Spotlight on the “AXA” saga and the issue of business losses for restaurant owners due to the Covid-19 crisis

By four judgments issued on the 1st of December 2022, the “Cour de Cassation” (French High Court) ruled in favor of the insurer. A fifth decision, rendered on the 19th of January 2023, confirms the position of the Cour de cassation.

The Cour de Cassation marks a turning point in the context of the “Operating Loss” storm since it considers that the insurer Axa was not required to indemnify the operating losses suffered by the restaurant owners following the administrative closure of their establishments linked to the Covid-19 through the implementation of an exclusion clause, which was deemed formal and limited in application of the provisions of article L. 113-1 of the French Insurance Code (I) and did not render the contract null and void pursuant to the provisions of Article L.113-1 of the French Insurance Code and article 1170 of the French Civil Code (II).

As a reminder, article L.113-1 of the French Insurance code provides in its first paragraph that “Losses and damages caused by fortuitous events or by the fault of the insured are to be borne by the insurer, except in the case of a formal and limited exclusion contained in the policy“.

Article 1170 of the French Civil code provides that “Any clause which deprives the essential obligation of the debtor of its substance shall be deemed unwritten”.

The guarantee clause invoked by the insureds stipulated that “The guarantee is extended to operating losses resulting from the total or partial temporary closure of the insured establishment, when the following two conditions are met: 1. The decision to close was taken by a competent administrative authority, external to yourself. 2. The decision to close the establishment is the result of a contagious disease, murder, suicide, epidemic or poisoning”.

The exclusion clause referred to by the insurer excluded from the scope of the guarantee “operating losses when, on the date of the closure decision, at least one other establishment, whatever its nature and activity, is subject to an administrative closure measure in the same departmental territory as that of the insured establishment, for an identical cause“.
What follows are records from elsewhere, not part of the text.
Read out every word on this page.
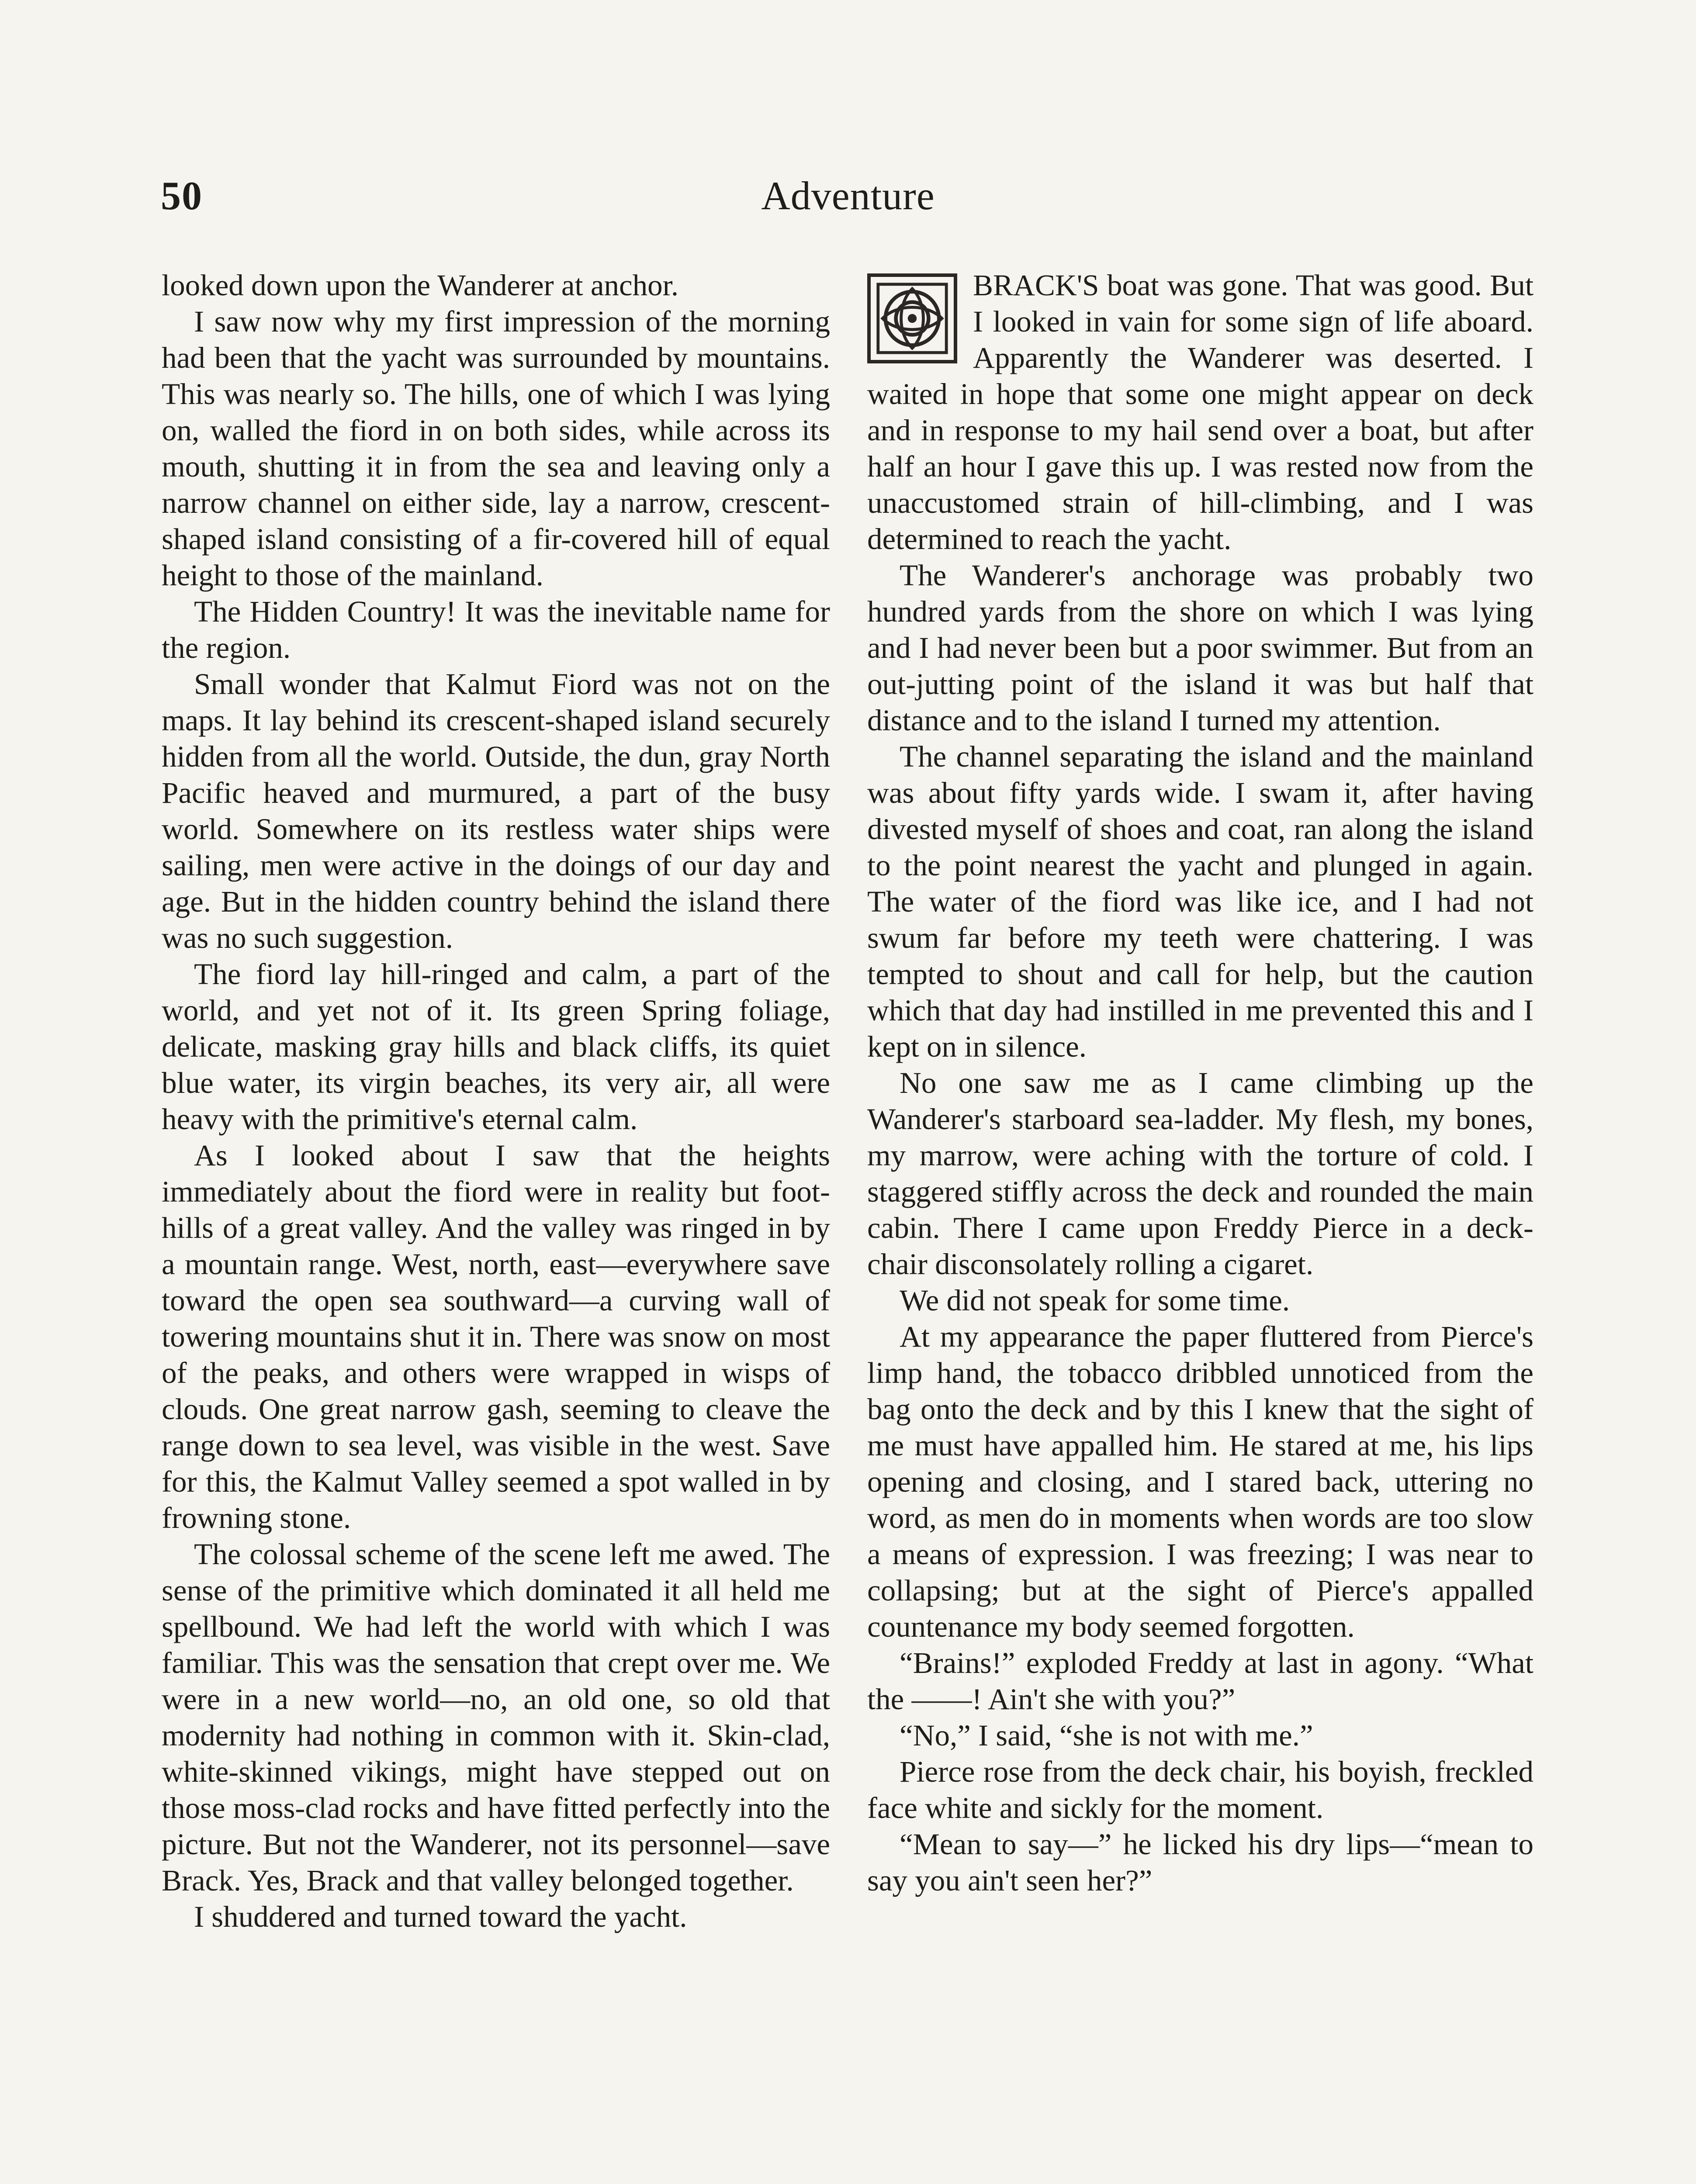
50	Adventure

looked down upon the Wanderer at anchor.

I saw now why my first impression of the morning had been that the yacht was surrounded by mountains. This was nearly so. The hills, one of which I was lying on, walled the fiord in on both sides, while across its mouth, shutting it in from the sea and leaving only a narrow channel on either side, lay a narrow, crescent-shaped island consisting of a fir-covered hill of equal height to those of the mainland.

The Hidden Country! It was the inevitable name for the region.

Small wonder that Kalmut Fiord was not on the maps. It lay behind its crescent-shaped island securely hidden from all the world. Outside, the dun, gray North Pacific heaved and murmured, a part of the busy world. Somewhere on its restless water ships were sailing, men were active in the doings of our day and age. But in the hidden country behind the island there was no such suggestion.

The fiord lay hill-ringed and calm, a part of the world, and yet not of it. Its green Spring foliage, delicate, masking gray hills and black cliffs, its quiet blue water, its virgin beaches, its very air, all were heavy with the primitive's eternal calm.

As I looked about I saw that the heights immediately about the fiord were in reality but foot-hills of a great valley. And the valley was ringed in by a mountain range. West, north, east—everywhere save toward the open sea southward—a curving wall of towering mountains shut it in. There was snow on most of the peaks, and others were wrapped in wisps of clouds. One great narrow gash, seeming to cleave the range down to sea level, was visible in the west. Save for this, the Kalmut Valley seemed a spot walled in by frowning stone.

The colossal scheme of the scene left me awed. The sense of the primitive which dominated it all held me spellbound. We had left the world with which I was familiar. This was the sensation that crept over me. We were in a new world—no, an old one, so old that modernity had nothing in common with it. Skin-clad, white-skinned vikings, might have stepped out on those moss-clad rocks and have fitted perfectly into the picture. But not the Wanderer, not its personnel—save Brack. Yes, Brack and that valley belonged together.

I shuddered and turned toward the yacht.

BRACK'S boat was gone. That was good. But I looked in vain for some sign of life aboard. Apparently the Wanderer was deserted. I waited in hope that some one might appear on deck and in response to my hail send over a boat, but after half an hour I gave this up. I was rested now from the unaccustomed strain of hill-climbing, and I was determined to reach the yacht.

The Wanderer's anchorage was probably two hundred yards from the shore on which I was lying and I had never been but a poor swimmer. But from an out-jutting point of the island it was but half that distance and to the island I turned my attention.

The channel separating the island and the mainland was about fifty yards wide. I swam it, after having divested myself of shoes and coat, ran along the island to the point nearest the yacht and plunged in again. The water of the fiord was like ice, and I had not swum far before my teeth were chattering. I was tempted to shout and call for help, but the caution which that day had instilled in me prevented this and I kept on in silence.

No one saw me as I came climbing up the Wanderer's starboard sea-ladder. My flesh, my bones, my marrow, were aching with the torture of cold. I staggered stiffly across the deck and rounded the main cabin. There I came upon Freddy Pierce in a deck-chair disconsolately rolling a cigaret.

We did not speak for some time.

At my appearance the paper fluttered from Pierce's limp hand, the tobacco dribbled unnoticed from the bag onto the deck and by this I knew that the sight of me must have appalled him. He stared at me, his lips opening and closing, and I stared back, uttering no word, as men do in moments when words are too slow a means of expression. I was freezing; I was near to collapsing; but at the sight of Pierce's appalled countenance my body seemed forgotten.

“Brains!” exploded Freddy at last in agony. “What the ——! Ain't she with you?”

“No,” I said, “she is not with me.”

Pierce rose from the deck chair, his boyish, freckled face white and sickly for the moment.

“Mean to say—” he licked his dry lips—“mean to say you ain't seen her?”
The insureds have notably positioned themselves on the absence of definition of the notion of epidemic to say the outline of the vague exclusion clause and the absence of limitation entailed by the terms “other establishment”.

The Cour de Cassation’s answer is no. The debate is not about the definition of the word “epidemic” but about the notion of identical cause and thus brings to light a completely different debate which may admit a solution different from the one adopted by the Court of Appeal judges , which was favourable to the insured.


I. A formal and limited clause

The Cour de Cassation recalls that the exclusion clause, in order to be valid, must be formal and limited, i.e. it must refer to precise criteria and not require interpretation.

In this case, the Cour de Cassation judged the exclusion clause invoked by the insurer to be formal and limited, since it did not refer to the definition of the notion of “epidemic”, which was not defined in the insurance policy, but to the fact that in order to be excluded from the benefit of the guarantee, the insured had to be, at the date of the administrative closure of its establishment, in a situation identical to that of another establishment for an identical cause to one of those listed in the insurance policy, which could not be subject to interpretation.


II. A clause that does not render the contract meaningless

The Cour de Cassation states a well-established principle in French law, namely that the exclusion clause, in order to be limited, must not empty the guarantee of its substance.
In common law, a clause must not empty the contract of its substance, i.e., it must not deprive the contract of its object, or it will be deemed unwritten.

This means that after the application of the exclusion clause, the guarantee must still exist and not be reduced to what the Cour de cassation calls a derisory guarantee.

In this case, if the “epidemic” cause was excluded from the policies, the other causes referred to in the exclusion clause remained, so that the disputed clause had to be said to be limited and therefore valid.


One might wonder whether by ruling in this way, the Cour de Cassation does not allow the exclusion of all epidemics that might exist, which would nevertheless deprive the clause of its substance on this ground, especially since no definition of “epidemic” is given in the contract.

However, as the guarantee remains in effect in the absence of an identical cause for the administrative closure of another establishment in the same department, the clause excluding epidemics does not deprive the guarantee of its substance.

In any event, this decision raises doubts as to the position that AXA and the insurers concerned by a similar clause will adopt in future negotiations with their policyholders who would find themselves in the same situation as the restaurant owners who have just lost their right to compensation.


In light of these rulings, we can advise underwriters to be cautious regarding the advice given to their candidates for insurance when subscribing to policies, and for the latter to state all their needs in order to be certain of being covered within the framework of the risks that interest them.